We have as many as 60 or 70 conference rooms scattered through almost seven floors of offices. Our conference rooms are named after people who work here, without any regard to what their title is or how much we pay them.
If you’ve been here a long time, you have a conference room named after you. To our most highly paid people, it is of little consequence that they have a conference room named after them.
They know they’re important. We don’t have to reinforce that.
But we have a lot of conference rooms named after coordinators, people who do clerical reports. To them, it is important. It’s a way of signaling to them that we respect what they do, we value what they do, and we value them as individuals.
Don’t bother with fake teambuilding.
We don’t have pep rallies. We don’t have teambuilding exercises. It’s everybody recognizing that he or she is important and is making an important contribution.
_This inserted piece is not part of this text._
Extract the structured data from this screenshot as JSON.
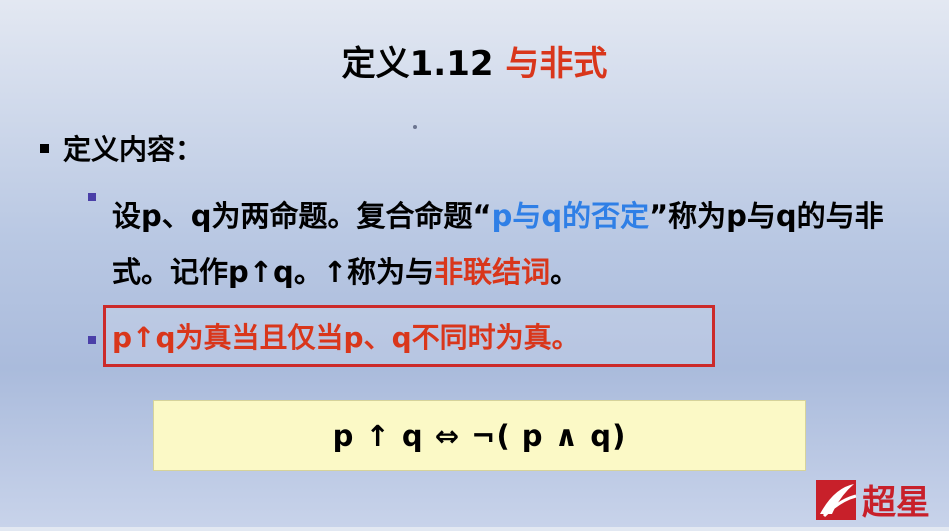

As long as we continue to flourish as a company, everybody can take individual credit for that. You don’t have to artificially build team spirit. It exists because everyone can take personal pride in we’re doing well as a company and they’re doing well as individuals.
Be passionate.
There needs to be at least a modicum of intelligence. You can’t be stupid to run a business. More than anything else, it’s passion.
It’s feeling that what you do is important. It’s not about the money, it’s about the work. The money will take care of itself. Be passionate about the work and let compensation be way down on the list of priorities.
The primary measure of success is absolutely loving what you do and feeling as though you would do it for nothing, and isn’t it wonderful that somebody is willing to pay you for it.